During the height of the pandemic and with the active participation of community-based organizations, the county also distributed nearly $40 million in state and federal Emergency Rental Assistance Program (ERAP) funds, with more than 5,000 applications approved for funding. In addition to rental assistance support, the county also provided funding for Legal Aid of Sonoma County to limit evictions and protect tenants’ rights.
The homeless count is conducted countywide and covers all census tracts with the help of volunteers and paid guides with current or past lived experiences of homelessness. Due to the impact of COVID-19, this year’s count was conducted primarily by volunteers who were paired with guides with specific knowledge of census tracts.

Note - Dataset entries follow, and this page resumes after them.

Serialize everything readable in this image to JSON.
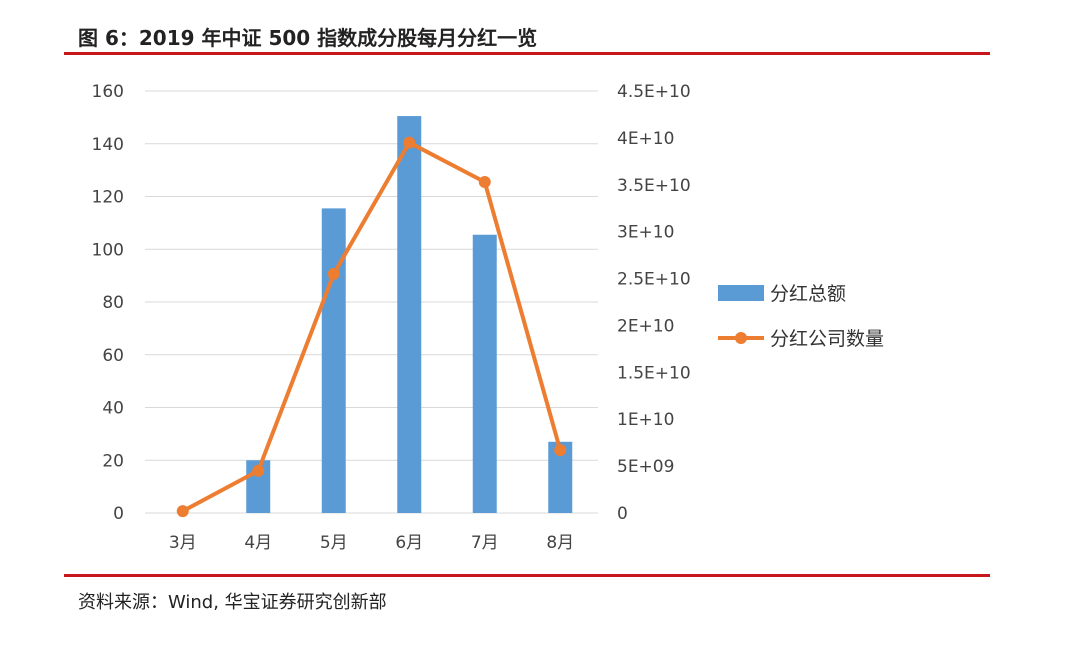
{
  "header": {
    "title": "图 6：2019 年中证 500 指数成分股每月分红一览"
  },
  "footer": {
    "source": "资料来源：Wind, 华宝证券研究创新部"
  },
  "colors": {
    "bar": "#5b9bd5",
    "line": "#ed7d31",
    "rule": "#c8161d",
    "grid": "#d9d9d9"
  },
  "chart_data": {
    "type": "bar+line",
    "categories": [
      "3月",
      "4月",
      "5月",
      "6月",
      "7月",
      "8月"
    ],
    "series": [
      {
        "name": "分红总额",
        "type": "bar",
        "axis": "left",
        "values": [
          0,
          20,
          115.5,
          150.5,
          105.5,
          27
        ]
      },
      {
        "name": "分红公司数量",
        "type": "line",
        "axis": "right",
        "values": [
          200000000,
          4500000000,
          25500000000,
          39500000000,
          35300000000,
          6700000000
        ]
      }
    ],
    "left_axis": {
      "ylim": [
        0,
        160
      ],
      "ticks": [
        0,
        20,
        40,
        60,
        80,
        100,
        120,
        140,
        160
      ],
      "tick_labels": [
        "0",
        "20",
        "40",
        "60",
        "80",
        "100",
        "120",
        "140",
        "160"
      ]
    },
    "right_axis": {
      "ylim": [
        0,
        45000000000
      ],
      "ticks": [
        0,
        5000000000,
        10000000000,
        15000000000,
        20000000000,
        25000000000,
        30000000000,
        35000000000,
        40000000000,
        45000000000
      ],
      "tick_labels": [
        "0",
        "5E+09",
        "1E+10",
        "1.5E+10",
        "2E+10",
        "2.5E+10",
        "3E+10",
        "3.5E+10",
        "4E+10",
        "4.5E+10"
      ]
    },
    "grid": true,
    "legend": {
      "position": "right",
      "entries": [
        "分红总额",
        "分红公司数量"
      ]
    }
  }
}
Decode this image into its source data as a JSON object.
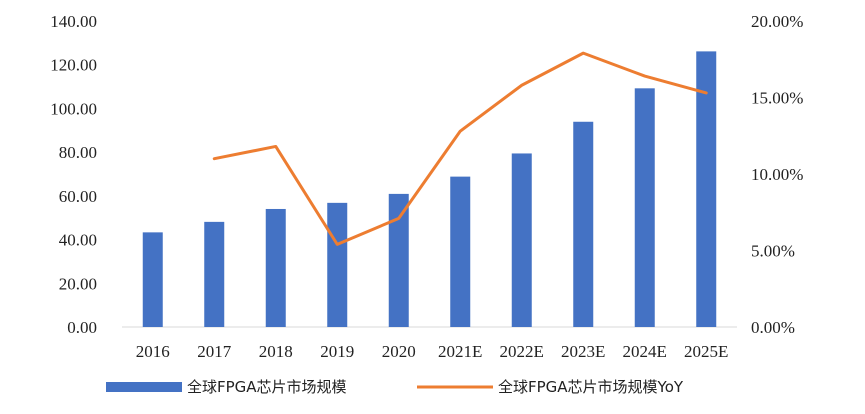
{
  "chart_data": {
    "type": "bar+line",
    "categories": [
      "2016",
      "2017",
      "2018",
      "2019",
      "2020",
      "2021E",
      "2022E",
      "2023E",
      "2024E",
      "2025E"
    ],
    "series": [
      {
        "name": "全球FPGA芯片市场规模",
        "type": "bar",
        "axis": "left",
        "color": "#4472C4",
        "values": [
          43.3,
          48.1,
          54.0,
          56.8,
          60.9,
          68.8,
          79.4,
          93.9,
          109.2,
          126.1
        ]
      },
      {
        "name": "全球FPGA芯片市场规模YoY",
        "type": "line",
        "axis": "right",
        "color": "#ED7D31",
        "values": [
          null,
          11.0,
          11.8,
          5.4,
          7.1,
          12.8,
          15.8,
          17.9,
          16.4,
          15.3
        ]
      }
    ],
    "y_left": {
      "ylim": [
        0,
        140
      ],
      "ticks": [
        "0.00",
        "20.00",
        "40.00",
        "60.00",
        "80.00",
        "100.00",
        "120.00",
        "140.00"
      ]
    },
    "y_right": {
      "ylim": [
        0,
        20
      ],
      "ticks": [
        "0.00%",
        "5.00%",
        "10.00%",
        "15.00%",
        "20.00%"
      ]
    },
    "legend_position": "bottom",
    "grid": false
  }
}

The PIT Count is based on visual observations of unsheltered individuals and groups, as well as a census of people in shelters, and as a result, only provides a snapshot of homelessness during a single point in time. It is a valuable count, but it may not adequately reflect the total number of people experiencing homelessness throughout the year.
While the nine counties of the Bay Area are sharing their own preliminary Point-In-Time count numbers independently, they have also collaborated on a regional press release in recognition of the regional nature of this issue, to provide context for each county's numbers and details about each county's plans for release.
More detailed information based on one-on-one surveys, including demographic data, will be made available later this summer.